This entry is from my personal diary,  September 24, 2010.  On-topic, but something I had planned to keep to myself for ever.



Close call last night.

I was riding in the dark, late at night, which I never really do.  Somehow I drifted in to a cocoon of white noise and darkness.  The other vehicles are ere points of light – no mass to help with the visual interpretation of the physics..  I find myself riding up on the bumper of a slower car.  I’m in lane 2 (from the left) and going hard.  I’m coming too fast and snap out of my road daze to start to pass him.  But there is an SUV in my left blind spot.  I notice him, and also realize that I’m lane changing without signaling.  I swerve slightly, back in to my own lane, down throttle, and glance back.  He has backed off so I figure he’s letting me go.  So I gun it, only to see that he’s right back there, gunning it also.  I keep it going this time, essentially making a pass on the dividing line, while an SUV is beside and slightly behind me, honking his horn.  I get around the obstacle, and make 3 “correct” lane changes to the right for my exit.  The SUV continues down the fast lane, apparently one of those hard-pushing wait-for-no-one drivers as well.

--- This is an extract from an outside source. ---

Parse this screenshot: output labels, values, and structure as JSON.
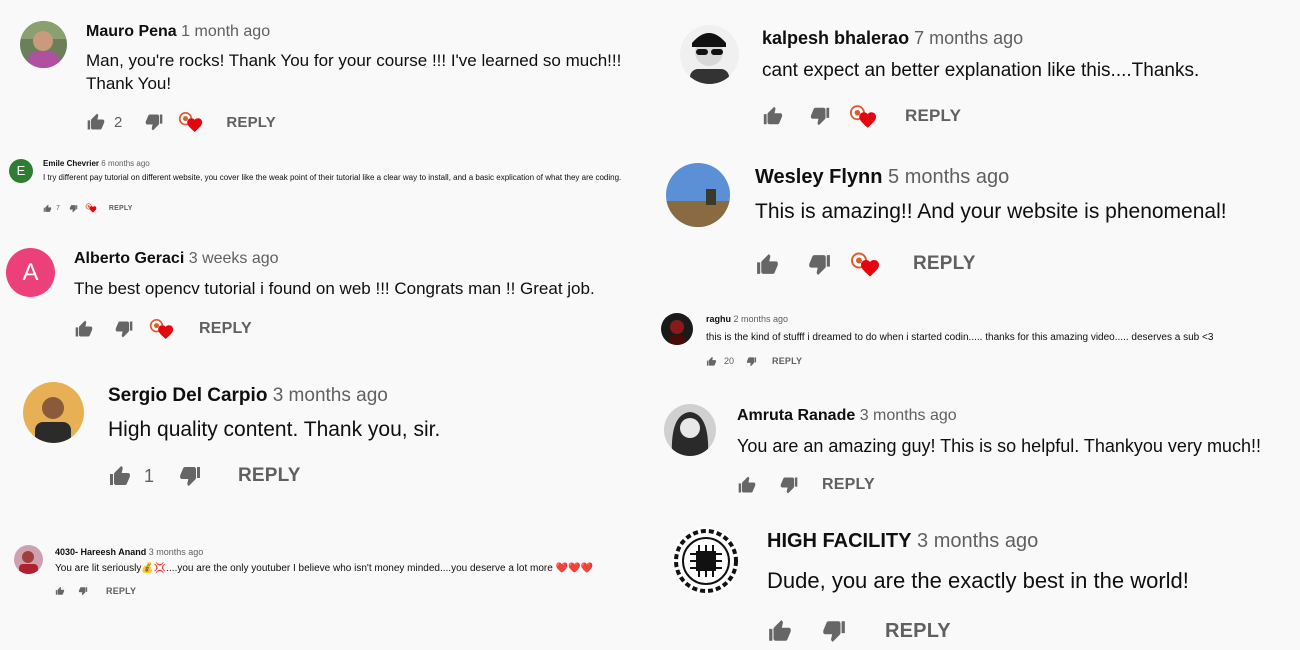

The strange thing is, it never really “hit” me.  No adrenaline dump as I took in what just happened.  It all felt like a dream.  Not like it wasn’t happening to me, but abstract and matter of fact.  Like when you are dreaming something vivid and dangerous, but you can feel the pillow against your face and the weight of the blanket, so you feel safe and distanced from it at the same time.  That’s what it felt like, surrounded by a pillow of darkness and white noise.  Black noise?  I’m mainly pissed that I let something like that happen.  And that for a brief moment I was one of those crazy bikers that’s always doing something crazy and unpredictable, lets just hope he doesn’t kill anybody else when he kills himself.


2 thoughts on “Close

  1. Tx for that. I’ve had one or two similar experiences. Strange how the mind works sometimes. Your blog serves as a reminder to me to stay conscious & alert, on the look-out for that comfy ‘cocooned’ feeling. Cheers.

  2. I’ve been there a time or two. Being lulled into complacency is a deadly proposition for those of us on two wheels. Riding requires a higher level of awareness than driving. Keep your wits about you, and keep the rubber side down.